It’s been quite a while since my last entry. I think it’s turned into a situation that i’ve kinda chilled out about everything and started to actually believe that this boy likes me as much as I like him. When I mentioned this to him he seemed to be utterly flabbergasted that I would even question such a thing. That, in itself, surprises me on the basis that if i did truly believe that before now then I would have to be the epitome of arrogant! I’ll admit to being slightly self-obsessed on the basis of improvement but never because I think I’m the greatest thing ever! He likes to play the arrogance card but we’ll see how real that actually is soon enough.
The reason the crunch is so near now is that my very own banana was on a flight home overnight and, if he has not already landed, will do so soon enough. This is supremely exciting but hugely petrifying at the same time. Whatever way I look at it, this time he has had away would have been excruciating but if we had actually had the chance to have been in each other’s company before he had to go then the pressure would never have built to the size it has now! Expectation is something that I choose to try and avoid at all costs but has become completely inevitable now! This scares me!

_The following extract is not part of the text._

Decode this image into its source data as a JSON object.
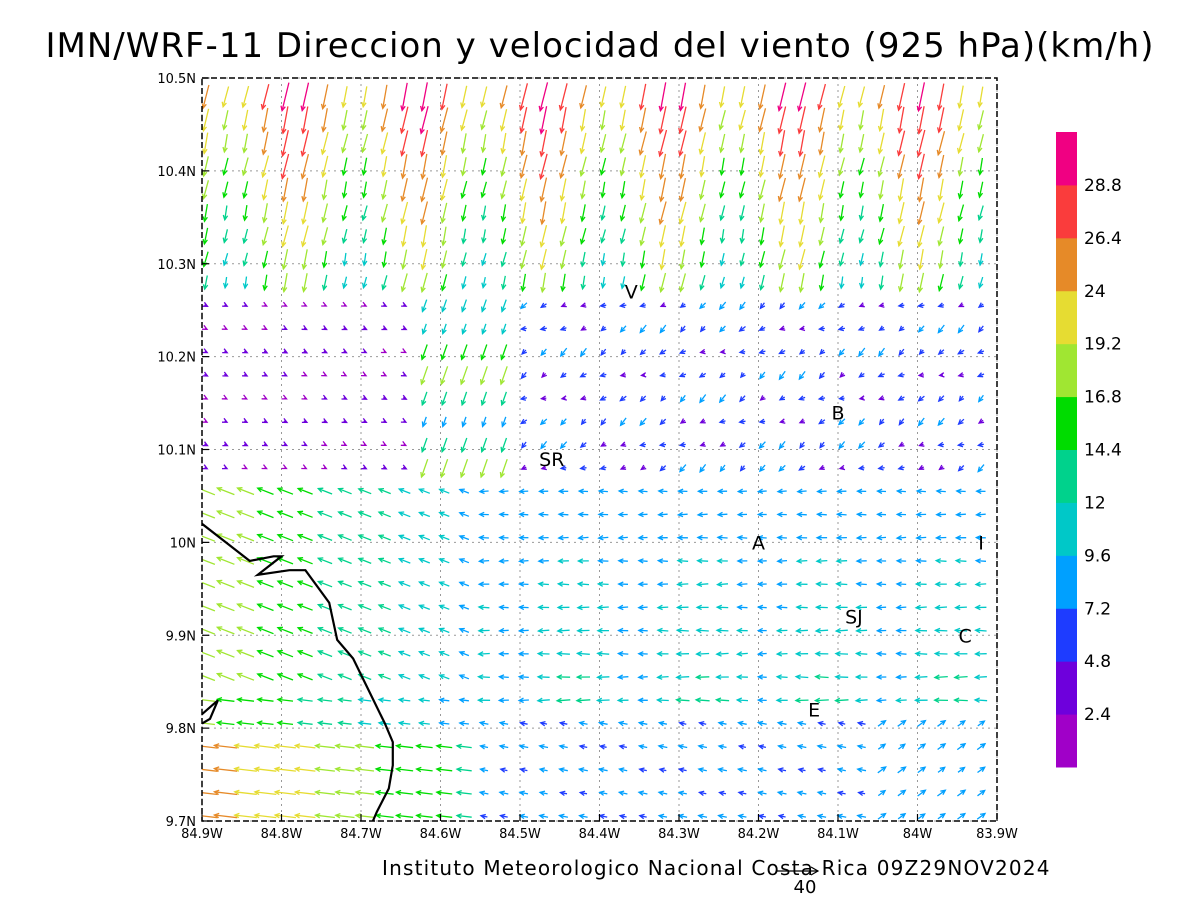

I had a pretty serious word with myself while I was driving for work chores and decided that the only thing I should let myself feel is excitement. Any nervousness is futile as it can only lead to awkwardness and one of us has to at least be able to control some kind of conversation before staring at our feet is the only option. Given, actually controlling these things is actually impossible and shouldn’t even kid myself into thinking that it’s feasible but it made me feel better at the time!

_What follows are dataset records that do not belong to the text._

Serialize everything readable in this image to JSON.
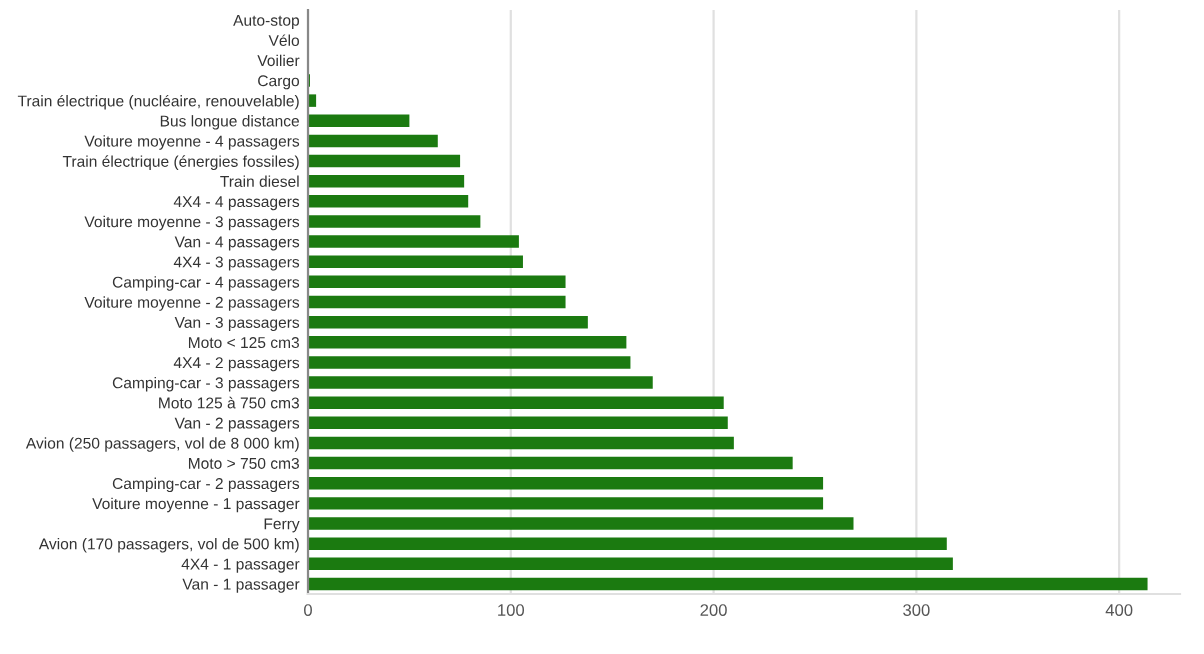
{
  "chart_data": {
    "type": "bar",
    "orientation": "horizontal",
    "categories": [
      "Auto-stop",
      "Vélo",
      "Voilier",
      "Cargo",
      "Train électrique (nucléaire, renouvelable)",
      "Bus longue distance",
      "Voiture moyenne - 4 passagers",
      "Train électrique (énergies fossiles)",
      "Train diesel",
      "4X4 - 4 passagers",
      "Voiture moyenne - 3 passagers",
      "Van - 4 passagers",
      "4X4 - 3 passagers",
      "Camping-car - 4 passagers",
      "Voiture moyenne - 2 passagers",
      "Van - 3 passagers",
      "Moto < 125 cm3",
      "4X4 - 2 passagers",
      "Camping-car - 3 passagers",
      "Moto 125 à 750 cm3",
      "Van - 2 passagers",
      "Avion (250 passagers, vol de 8 000 km)",
      "Moto > 750 cm3",
      "Camping-car - 2 passagers",
      "Voiture moyenne - 1 passager",
      "Ferry",
      "Avion (170 passagers, vol de 500 km)",
      "4X4 - 1 passager",
      "Van - 1 passager"
    ],
    "values": [
      0,
      0,
      0,
      1,
      4,
      50,
      64,
      75,
      77,
      79,
      85,
      104,
      106,
      127,
      127,
      138,
      157,
      159,
      170,
      205,
      207,
      210,
      239,
      254,
      254,
      269,
      315,
      318,
      414
    ],
    "color": "#1b7a10",
    "xlim": [
      0,
      430
    ],
    "xticks": [
      0,
      100,
      200,
      300,
      400
    ],
    "grid": "x"
  }
}
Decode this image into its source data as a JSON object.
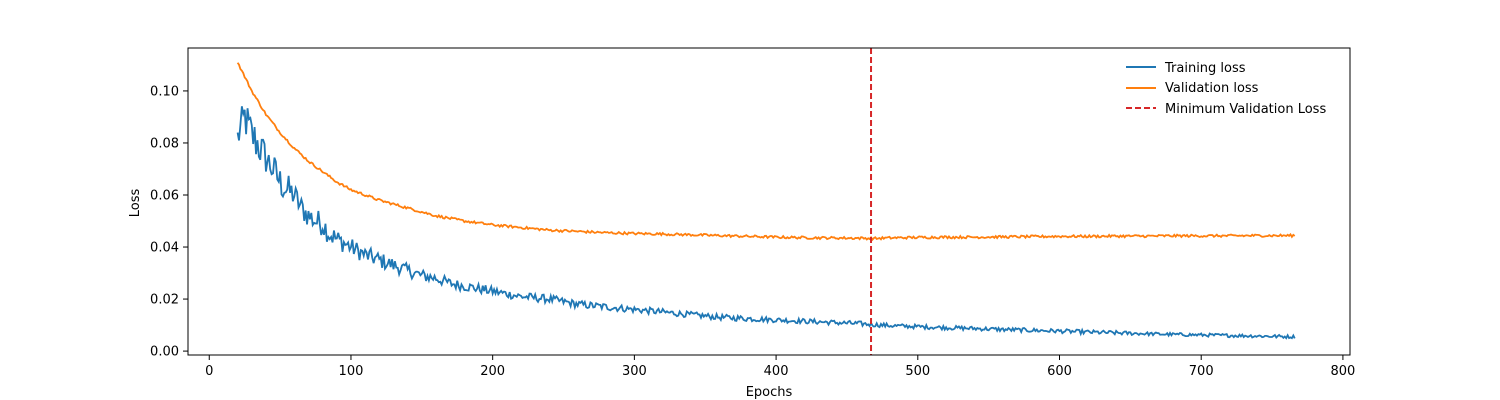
{
  "chart_data": {
    "type": "line",
    "title": "",
    "xlabel": "Epochs",
    "ylabel": "Loss",
    "xlim": [
      -15,
      805
    ],
    "ylim": [
      -0.0015,
      0.1165
    ],
    "xticks": [
      0,
      100,
      200,
      300,
      400,
      500,
      600,
      700,
      800
    ],
    "yticks": [
      0.0,
      0.02,
      0.04,
      0.06,
      0.08,
      0.1
    ],
    "ytick_labels": [
      "0.00",
      "0.02",
      "0.04",
      "0.06",
      "0.08",
      "0.10"
    ],
    "xtick_labels": [
      "0",
      "100",
      "200",
      "300",
      "400",
      "500",
      "600",
      "700",
      "800"
    ],
    "grid": false,
    "legend_position": "top-right",
    "colors": {
      "training": "#1f77b4",
      "validation": "#ff7f0e",
      "min_line": "#d62728"
    },
    "series": [
      {
        "name": "Training loss",
        "style": "solid",
        "x": [
          20,
          25,
          30,
          35,
          40,
          45,
          50,
          55,
          60,
          65,
          70,
          75,
          80,
          85,
          90,
          100,
          110,
          120,
          130,
          140,
          150,
          160,
          170,
          180,
          190,
          200,
          220,
          240,
          260,
          280,
          300,
          320,
          340,
          360,
          380,
          400,
          420,
          440,
          460,
          480,
          500,
          520,
          540,
          560,
          580,
          600,
          620,
          640,
          660,
          680,
          700,
          720,
          740,
          766
        ],
        "y": [
          0.082,
          0.09,
          0.083,
          0.079,
          0.074,
          0.07,
          0.065,
          0.062,
          0.06,
          0.055,
          0.052,
          0.05,
          0.049,
          0.045,
          0.043,
          0.04,
          0.037,
          0.035,
          0.033,
          0.031,
          0.029,
          0.028,
          0.026,
          0.025,
          0.024,
          0.023,
          0.021,
          0.02,
          0.018,
          0.017,
          0.016,
          0.015,
          0.014,
          0.013,
          0.0125,
          0.012,
          0.0115,
          0.011,
          0.0105,
          0.0098,
          0.0094,
          0.009,
          0.0087,
          0.0083,
          0.008,
          0.0077,
          0.0073,
          0.007,
          0.0067,
          0.0064,
          0.0062,
          0.006,
          0.0058,
          0.0055
        ],
        "noise": [
          0.004,
          0.005,
          0.005,
          0.005,
          0.004,
          0.004,
          0.004,
          0.004,
          0.003,
          0.003,
          0.003,
          0.003,
          0.003,
          0.0028,
          0.0025,
          0.0022,
          0.002,
          0.002,
          0.0018,
          0.0016,
          0.0015,
          0.0014,
          0.0013,
          0.0012,
          0.0012,
          0.0011,
          0.001,
          0.001,
          0.0009,
          0.0009,
          0.0008,
          0.0008,
          0.0007,
          0.0007,
          0.0007,
          0.0006,
          0.0006,
          0.0006,
          0.0006,
          0.0005,
          0.0005,
          0.0005,
          0.0005,
          0.0005,
          0.0005,
          0.0005,
          0.0005,
          0.0005,
          0.0004,
          0.0004,
          0.0004,
          0.0004,
          0.0004,
          0.0004
        ]
      },
      {
        "name": "Validation loss",
        "style": "solid",
        "x": [
          20,
          30,
          40,
          50,
          60,
          70,
          80,
          90,
          100,
          120,
          140,
          160,
          180,
          200,
          220,
          240,
          260,
          280,
          300,
          320,
          340,
          360,
          380,
          400,
          420,
          440,
          460,
          470,
          480,
          500,
          520,
          540,
          560,
          580,
          600,
          620,
          640,
          660,
          680,
          700,
          720,
          740,
          766
        ],
        "y": [
          0.111,
          0.1,
          0.091,
          0.084,
          0.078,
          0.073,
          0.069,
          0.065,
          0.062,
          0.058,
          0.055,
          0.052,
          0.05,
          0.0485,
          0.0475,
          0.0465,
          0.046,
          0.0455,
          0.0452,
          0.045,
          0.0447,
          0.0444,
          0.0441,
          0.0438,
          0.0436,
          0.0435,
          0.0434,
          0.0433,
          0.0435,
          0.0437,
          0.0438,
          0.0438,
          0.0439,
          0.044,
          0.0441,
          0.0441,
          0.0442,
          0.0442,
          0.0443,
          0.0443,
          0.0443,
          0.0444,
          0.0444
        ],
        "noise": [
          0.0003,
          0.0003,
          0.0003,
          0.0003,
          0.0003,
          0.0003,
          0.0003,
          0.0003,
          0.0003,
          0.0003,
          0.0003,
          0.0003,
          0.0003,
          0.0003,
          0.0003,
          0.0003,
          0.0003,
          0.0003,
          0.0003,
          0.0003,
          0.0003,
          0.0003,
          0.0003,
          0.0003,
          0.0003,
          0.0003,
          0.0003,
          0.0003,
          0.0003,
          0.0003,
          0.0003,
          0.0003,
          0.0003,
          0.0003,
          0.0003,
          0.0003,
          0.0003,
          0.0003,
          0.0003,
          0.0003,
          0.0003,
          0.0003,
          0.0003
        ]
      }
    ],
    "vline": {
      "name": "Minimum Validation Loss",
      "x": 467,
      "style": "dashed"
    }
  }
}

It’s funny, this is one of these situations that you know you’re standing at some kind of junction and whatever way things go will be a huge deal but no matter how much of a huge thing it is, i’m still going to go and find out where this path is going to take me. This boy is worth the risk and has turned it into an instinct, not a risk any more. Just to finally look him in the eyes and show him just how real things are will change everything and I only think could be a good thing.
The big questions are there though: where do we meet? Would we be expected to do the date thing? How long do I have to wait before I can kiss the face off him without looking like a desperate weirdo?
Then there’s the little, inevitable questions: what do i wear? What kind of make up will I go for? which of my ridiculous number of perfumes will I choose to go with? Do i think he likes a specific kind of smell or just go for one that i think suits me best and just hope that because it’s the most me that he likes it?
Of course, this all makes me think i’m some kind of weirdo freak but just have to remind myself that these are the questions that girls ask themselves every day. I just don’t normally think that much like a girl, obviously.
Anyway, I asked him to text me when he lands safely and was told that wasn’t too demanding so we’ll see. I’m happy to feel like a teenage girl, waiting for the phone to ring so that she can hear that her boy likes her. With any luck, the next time I blog I’ll have spent some time with this amazing boy and have nothing to say but waffle on about warm and fuzzy feelings. Either that or it’ll be a really interesting story about a disaster date! I think i’ll plump for the former!